Last year's health meme was "Sitting is the new smoking", which focused the collective consciousness on exercise, or at least avoiding sedentary life style. Entrepreneurs have capitalized on this elevated interest, most recently by developing a variety of fitness tracking products, e.g., FitBits, Pebble watches with motion sensors, and smartphone apps that track motion. Then major tech companies entered the fray: Samsung with its S-Health app, and then Apple with the iHealth platform.

Now I see a similar meme emerging, focused on eating habits: "Sugar is the new cocaine." Like "sitting is the new smoking", the value here is getting people to pay attention with a little bit of shock and a simple idea that focuses consciousness on an important issue: how their eating habits impact health. And entrepreneurs are again leading the way with products and services that help health-conscious people improve their diets.

There is scientific basis for the idea that sugar should be compared to cocaine. Research indicates that sugar can trigger the release of chemicals in the brain that produce a euphoric effect comparable to a cocaine high. Another study focused on the addictive power of Oreas (a "food" with very high levels of both sugar and fat) and found Oreos are equally addictive as heroine or cocaine.

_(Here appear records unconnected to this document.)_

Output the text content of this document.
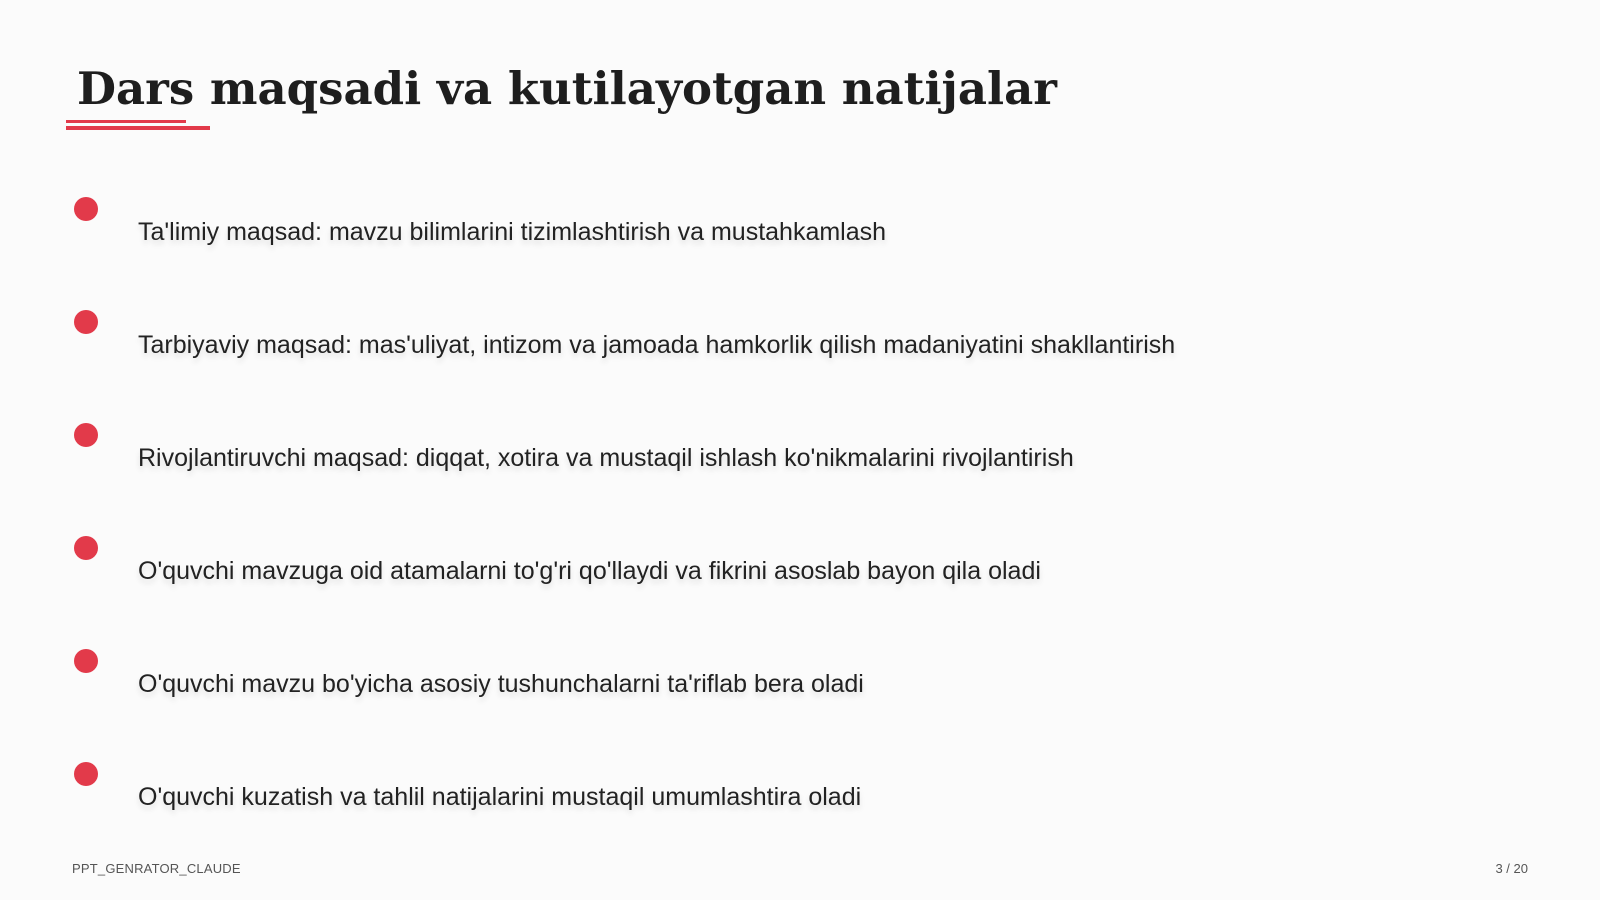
Dars maqsadi va kutilayotgan natijalar
Ta'limiy maqsad: mavzu bilimlarini tizimlashtirish va mustahkamlash
Tarbiyaviy maqsad: mas'uliyat, intizom va jamoada hamkorlik qilish madaniyatini shakllantirish
Rivojlantiruvchi maqsad: diqqat, xotira va mustaqil ishlash ko'nikmalarini rivojlantirish
O'quvchi mavzuga oid atamalarni to'g'ri qo'llaydi va fikrini asoslab bayon qila oladi
O'quvchi mavzu bo'yicha asosiy tushunchalarni ta'riflab bera oladi
O'quvchi kuzatish va tahlil natijalarini mustaqil umumlashtira oladi
PPT_GENRATOR_CLAUDE	3 / 20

But whether cocaine or sugar is more addictive really does not matter. The bigger point points are that the high-sugar, high-fat processed foods that Americans (especially) eat are strongly addictive, and about 30% of U.S. healthcare spend (about $1 trillion per year) is driven to a significant extent by unhealthy eating. It is easy to sanity-check this number. About 80% of U.S. healthcare spend is driven by chronic diseases, and this is true for people of all ages. Bad diet is a major cause of the leading chronic diseases (e.g., diabetes, heart and vascular disease). If you could eliminate bad eating habits for some representative group, it is believable that costs could decline by ~30% over time.

So, it's simple. All you have to do is reverse a mass-market addiction. Who wants to take that one on? In fact, entrepreneurs are eager to try, in a number of different ways.

•  The most direct approach is nutritional advice. Several companies are offering mobile/cloud services help people eat healthier, e.g., Nutrino, Venio, and Foodzy. The winner here will the the company that can prove traction: lasting behavior change and measurable improvement in health metrics.

•  Delivery services that make healthy food more available are another angle. A baker's dozen of startups are taking this approach (but not delivering much food from bakeries, I expect).

•  Investment in food tech is also growing fast. Typically these companies aim to enhance healthiness and sustainability of the food supply. TechCrunch commented: "As software is eating the world, it was only a matter of time before it began to nibble on the [food] industry.

Healthy eating is a hard problem, but the value creation opportunity is second to none: $1 trillion of hard cost savings from healthcare, and on top of that the "soft" value of longer, healthier lives. Individuals, their employers, and their insurers should all care deeply. Entrepreneurs and investors who make substantial progress on this problem deserve huge exits.

Notes:

**New Atlantic Ventures, in which I am a partner, is not invested in any of the companies mentioned in this post, but we do invest in other companies in this category.